The size of the features having relevant ranking in the LSA approach is around 15000, and to ensure the same conditions of the test I trained the system choosing again 500 features (3.33% of the total).
Basically the useful information to classify the docs in LSA approach is spread over a bigger feature set.

As we have already seen in the past, doesn't exist a technique that perform better than other approaches with every data set. With this data set (a sub set of the Reuters 21578) the LSA requires more physical resources and returns worse results.

If we scratch the surface of the results, we can observe that it detects different aspects of the corpus to classify the docs: for instance it performs better with "GRAIN" category. So I wonder if we can take advantage of this aspect to ensemble this approach with the bag of words to improve further the accuracy (as suggested by a follower of this blog) !
...We will see the results of this conjecture the next post.
As usual: Stay Tuned!!


  1. Very interesting. Here's something that may be related that I have tried to simulate in past musings, but lacked time to pursue. I believe that your linkage of coincident words might make this a potentially practical approach.

    Base thought is that static semantic ontologies are "trustworthy" and good for finding linked events through the standard triplet construction. The SVG/bag of words/ your new method have the advantage of growth and adaptive performance when new documents are added at a future time.
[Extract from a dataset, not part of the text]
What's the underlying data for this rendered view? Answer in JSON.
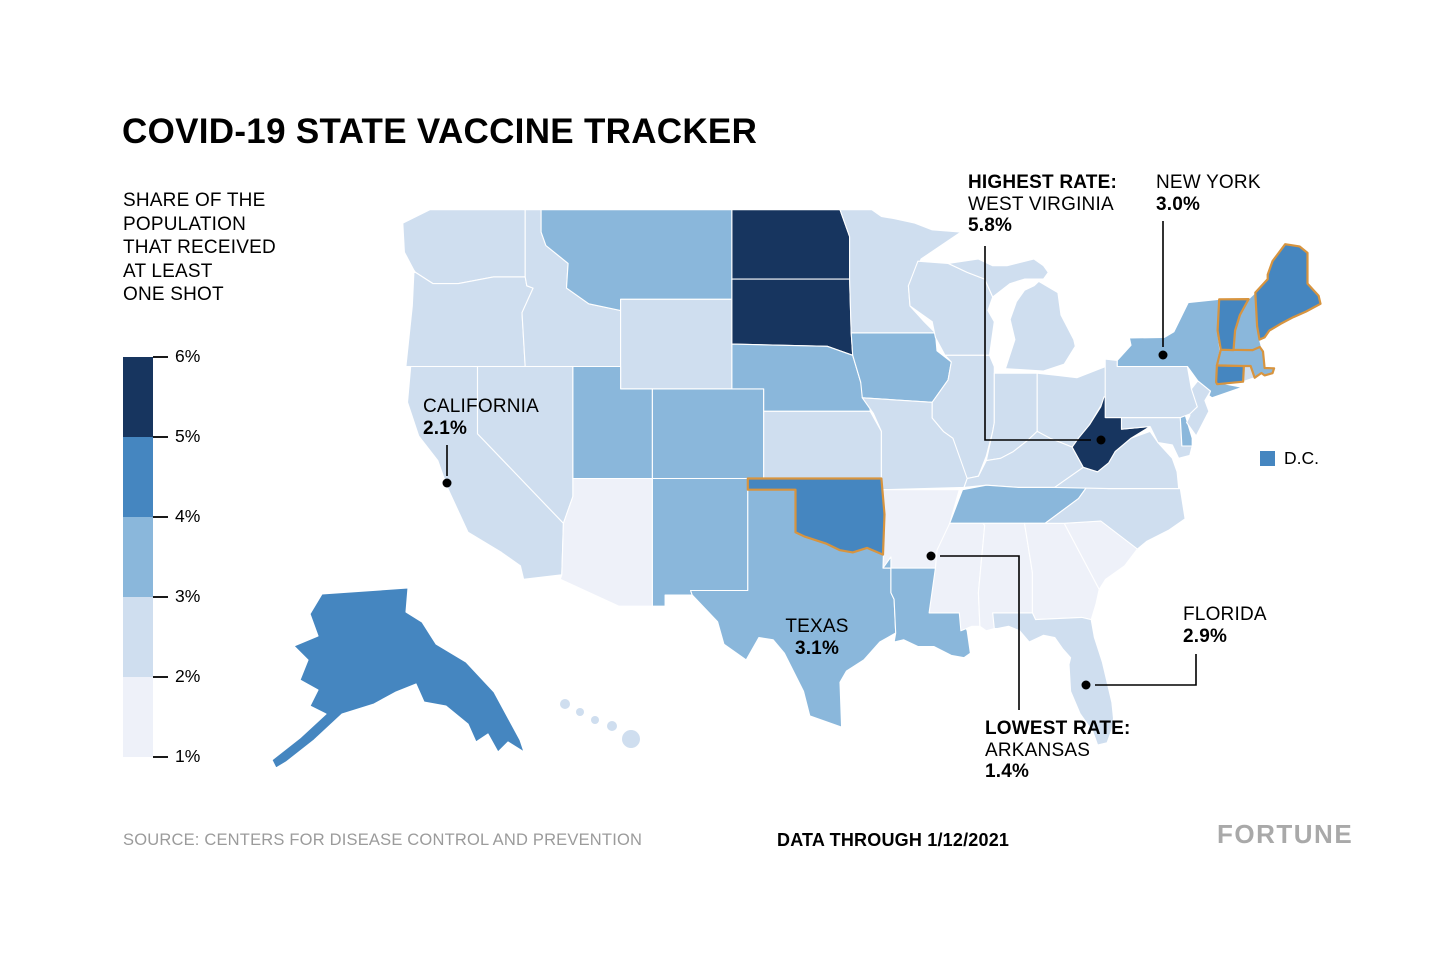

My thought was to be able to use the adaptive properties of the growing linkage structures (ref. your diagrams) with constraint to have these fit into the triplet constructs of an existing ontology. The constraint imposed on the SVG or bag of words is essentially a forced set of "known" vector transforms of the ontolgical past document contents, with new documents added and document vectors with incorporation of new words or now coincident word groups in relation to these "known" constructions. The resulting vector set of documents and weights are now available for insertion into the ontology in automated fashion, rather than human insertion. This lends an adaptive component to otherwise static ontological forms, and steadies the adaptive nature of the SVG-like approach, without denying the discovery of new combinations of words, weighting, vector discovery by document, etc. I haven't looked at this problem for several years at this point, and perhaps there already exists work in this area for adaptive growth of ontologies. I'd be interested in hearing about what is current.

    1. Hi Phyllis,
      thanks for your contribute and sorry for being late in reply you.
      As I wrote in linkedin ( I found out some interesting works as for instance: .
      In this article has been showed a technique based on quite similar to your work called "Latent Dirichlet allocation".
      One of the interesting thing of this paper is the test done on document classification using exactly the same data set I used so far.
      Unfortunately the test has been done only on two categories (while our tests are based on 4 categories) and the results doesn't seem so brilliant.
      Of course it doesn't mean that the technique doesn't work! As we know, doesn't exist a method that fit every kind of data set!
      By the way, the approach could be more useful for indexing and entity extraction tasks.